Chapter 22: Sejarah Kembali Terulang.

216 188 18
                                    

Chapter 22: Sejarah Kembali Terulang.

Sudut pandang Ivory.

Bulan mulai menampakkan cahaya redupnya, menyinari bumi meski tak pernah dianggap.

Suara-suara jangkrik memenuhi keheningan di malam hari. Burung hantu mulai berkeliaran kesana kemari.

Demikian denganku, terjebak di dalam penjara bawah tanah yang mengerikan seperti ini.

Rantai-rantai yang bergesekan dengan tanah mulai mengeluarkan bunyi ketika aku mencoba untuk menggerakkan anggota badanku.

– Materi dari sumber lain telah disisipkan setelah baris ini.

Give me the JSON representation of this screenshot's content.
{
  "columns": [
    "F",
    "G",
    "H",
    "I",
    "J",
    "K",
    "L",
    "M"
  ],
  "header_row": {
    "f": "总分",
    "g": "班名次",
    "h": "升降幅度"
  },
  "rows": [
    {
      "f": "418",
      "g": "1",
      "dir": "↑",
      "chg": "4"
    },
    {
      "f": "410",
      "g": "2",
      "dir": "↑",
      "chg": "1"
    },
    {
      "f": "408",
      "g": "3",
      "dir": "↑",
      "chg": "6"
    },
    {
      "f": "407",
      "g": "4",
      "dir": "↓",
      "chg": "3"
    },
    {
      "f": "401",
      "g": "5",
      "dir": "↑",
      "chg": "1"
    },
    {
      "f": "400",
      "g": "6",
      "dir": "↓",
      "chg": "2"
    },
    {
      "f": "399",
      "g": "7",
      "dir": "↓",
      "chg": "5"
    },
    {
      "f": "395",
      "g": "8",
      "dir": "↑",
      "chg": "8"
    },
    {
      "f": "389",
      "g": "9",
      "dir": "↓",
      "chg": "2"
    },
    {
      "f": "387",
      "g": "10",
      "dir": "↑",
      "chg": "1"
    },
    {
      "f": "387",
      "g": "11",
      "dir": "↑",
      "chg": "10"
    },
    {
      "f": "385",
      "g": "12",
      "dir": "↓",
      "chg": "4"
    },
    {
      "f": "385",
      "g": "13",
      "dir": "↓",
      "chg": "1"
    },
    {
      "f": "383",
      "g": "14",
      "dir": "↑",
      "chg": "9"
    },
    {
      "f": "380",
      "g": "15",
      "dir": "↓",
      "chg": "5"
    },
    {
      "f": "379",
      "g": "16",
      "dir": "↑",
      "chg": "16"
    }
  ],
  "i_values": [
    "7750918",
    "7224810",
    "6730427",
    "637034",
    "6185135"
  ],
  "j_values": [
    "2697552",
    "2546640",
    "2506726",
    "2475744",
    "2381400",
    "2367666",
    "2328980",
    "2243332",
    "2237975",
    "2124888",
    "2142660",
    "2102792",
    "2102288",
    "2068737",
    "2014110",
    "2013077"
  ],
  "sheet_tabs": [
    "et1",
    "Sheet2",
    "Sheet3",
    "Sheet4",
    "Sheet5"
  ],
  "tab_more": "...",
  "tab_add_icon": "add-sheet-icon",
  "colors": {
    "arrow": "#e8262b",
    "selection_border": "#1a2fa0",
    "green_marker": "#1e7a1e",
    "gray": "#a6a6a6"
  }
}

Klang! Klang! seperti itulah suaranya.

Sekali lagi, pandanganku mulai memudar. Wajahku semakin pucat dan mengeluarkan keringat dingin.

Tubuhku membeku dalam keheningan yang membisu, tak ada lagi suara apapun. Tak ada lagi suara rantai yang mengikatku. Tak ada lagi suara rantai yang bergesekan.

Sekuat apapun kuberusaha, tubuhku tetap tak bisa digerakkan. Rasa sakit memenuhi seluruh tubuhku yang mati rasa.

Semuanya benar-benar hening, tak ada lagi suara diriku yang mencoba mengatur napas. Semuanya, hening. Layaknya mati dalam keheningan, itulah kalimat yang pas dalam situasi seperti ini.

Kamu mengetahuinya, namun kamu tak punya kesempatan untuk bergerak. Dirimu memiliki ke-lima indra namun kamu tidak bisa menggunakannya dengan benar.

Inilah, akhir dariku. Bukankah itu hal yang mengesankan? sejarah kembali terulang karena aku melakukan kesalahan yang sama. Aku memiliki ke-lima indra namun bahkan aku tidak bisa mengunakannya dengan benar.

Seringkali sesuatu yang dianggap remeh adalah alasan dari kejatuhan seseorang. Begitu juga dengan hal-hal kecil, seperti menjadi keras kepala bahkan terburu-buru dalam menyelesaikan sesuatu.

Bukannya mendatangkan keuntungan justru mendatangkan kerugian. Begitulah hukumnya. Cobalah untuk menikmati dan mengembangkan diri sebelum terburu-buru dalam menghadapi hal terakhir yang akan kamu lakukan.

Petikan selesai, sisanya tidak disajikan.